Setelah mengambil formulir, politisi muda tersebut menyebut akan mempelajari lebih detail terkait persyaratan serta tahapan pemilihan Ketua KONI, termasuk mekanisme pengembalian berkas dan proses selanjutnya.
“Untuk mekanismenya masih kami pelajari lebih lanjut, bagaimana tahapan-tahapannya dan apa saja yang perlu dipersiapkan,” jelasnya.
Lebih lanjut, Iqmal mengungkapkan bahwa keinginannya maju sebagai bakal calon Ketua KONI didorong oleh semangat untuk mendorong keterlibatan generasi muda dalam dunia olahraga dan organisasi. Ia menilai, peran generasi milenial dan Gen Z sangat penting dalam mendorong kemajuan olahraga daerah.
“Saya ingin mengajak anak-anak muda, baik Gen Z maupun generasi milenial, agar lebih peduli dan terlibat dalam organisasi serta dunia olahraga di Kabupaten Trenggalek,” ungkapnya.
Menurutnya, banyak cabang olahraga di Trenggalek yang memiliki potensi besar, namun membutuhkan penyegaran dalam pengelolaan serta pola pikir yang lebih adaptif terhadap perkembangan zaman.
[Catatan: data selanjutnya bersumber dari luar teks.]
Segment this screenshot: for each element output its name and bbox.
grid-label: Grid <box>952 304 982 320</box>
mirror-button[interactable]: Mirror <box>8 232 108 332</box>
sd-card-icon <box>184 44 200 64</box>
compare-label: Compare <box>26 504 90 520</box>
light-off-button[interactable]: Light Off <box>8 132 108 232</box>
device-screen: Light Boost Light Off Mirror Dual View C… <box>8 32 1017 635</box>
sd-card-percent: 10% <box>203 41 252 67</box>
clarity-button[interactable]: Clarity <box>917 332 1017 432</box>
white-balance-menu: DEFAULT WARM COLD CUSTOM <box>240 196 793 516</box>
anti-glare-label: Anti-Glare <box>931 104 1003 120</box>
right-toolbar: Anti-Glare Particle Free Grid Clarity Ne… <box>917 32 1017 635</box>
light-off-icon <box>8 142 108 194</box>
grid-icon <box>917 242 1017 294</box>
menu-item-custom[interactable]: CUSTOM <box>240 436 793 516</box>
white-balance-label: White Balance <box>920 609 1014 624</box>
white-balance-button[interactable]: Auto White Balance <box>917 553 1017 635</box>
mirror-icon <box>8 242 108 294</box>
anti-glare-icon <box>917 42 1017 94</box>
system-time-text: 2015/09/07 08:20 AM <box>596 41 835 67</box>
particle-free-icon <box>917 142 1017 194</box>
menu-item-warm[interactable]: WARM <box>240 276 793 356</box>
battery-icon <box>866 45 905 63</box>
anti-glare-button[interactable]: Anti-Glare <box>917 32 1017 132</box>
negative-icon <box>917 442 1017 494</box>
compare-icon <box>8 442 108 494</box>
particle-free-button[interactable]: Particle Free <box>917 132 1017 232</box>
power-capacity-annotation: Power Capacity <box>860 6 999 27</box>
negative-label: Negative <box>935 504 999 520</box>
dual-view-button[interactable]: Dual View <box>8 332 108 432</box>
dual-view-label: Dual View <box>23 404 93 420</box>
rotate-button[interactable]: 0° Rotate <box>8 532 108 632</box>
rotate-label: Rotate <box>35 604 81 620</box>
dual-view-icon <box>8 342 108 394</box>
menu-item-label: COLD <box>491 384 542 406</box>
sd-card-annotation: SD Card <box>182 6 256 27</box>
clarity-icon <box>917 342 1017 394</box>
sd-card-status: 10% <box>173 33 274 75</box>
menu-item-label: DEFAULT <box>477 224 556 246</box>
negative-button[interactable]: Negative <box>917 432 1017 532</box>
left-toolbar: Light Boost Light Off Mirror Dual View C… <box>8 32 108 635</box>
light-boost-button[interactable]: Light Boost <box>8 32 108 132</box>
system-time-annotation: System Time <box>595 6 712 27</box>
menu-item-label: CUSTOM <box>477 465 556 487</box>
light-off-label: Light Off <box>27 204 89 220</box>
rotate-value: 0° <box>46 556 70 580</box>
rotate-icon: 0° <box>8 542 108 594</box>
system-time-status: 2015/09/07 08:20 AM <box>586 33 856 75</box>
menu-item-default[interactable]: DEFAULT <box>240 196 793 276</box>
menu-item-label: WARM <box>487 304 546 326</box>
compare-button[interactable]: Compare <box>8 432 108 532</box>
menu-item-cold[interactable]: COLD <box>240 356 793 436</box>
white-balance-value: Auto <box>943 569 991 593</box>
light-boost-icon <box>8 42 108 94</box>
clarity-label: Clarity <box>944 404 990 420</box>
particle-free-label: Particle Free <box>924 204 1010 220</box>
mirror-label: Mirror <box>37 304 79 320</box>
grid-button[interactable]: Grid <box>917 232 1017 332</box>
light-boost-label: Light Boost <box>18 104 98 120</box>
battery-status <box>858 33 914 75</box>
Regenerasi, kata dia, menjadi kunci agar prestasi olahraga daerah bisa terus meningkat.
“Perlu ada sinkronisasi antara pengurus dengan generasi muda agar olahraga di Trenggalek bisa lebih maju dan kompetitif,” tambahnya.
Sementara itu, berdasarkan informasi dari panitia penjaringan, pendaftaran bakal calon Ketua KONI Trenggalek akan ditutup pada 26 Januari 2026. Selanjutnya, musyawarah pemilihan Ketua KONI dijadwalkan berlangsung pada 31 Januari 2026.
“Penutupan pendaftaran tanggal 26 Januari, sedangkan musyawarah pemilihannya tanggal 31 Januari,” kata Iqmal menirukan penjelasan panitia.
Hingga saat ini, Iqmal mengaku belum mengetahui adanya kandidat lain yang telah mengambil formulir.
Ia berharap kehadirannya dapat menjadi pemantik munculnya figur-figur lain yang memiliki kepedulian terhadap kemajuan olahraga di Kabupaten Trenggalek.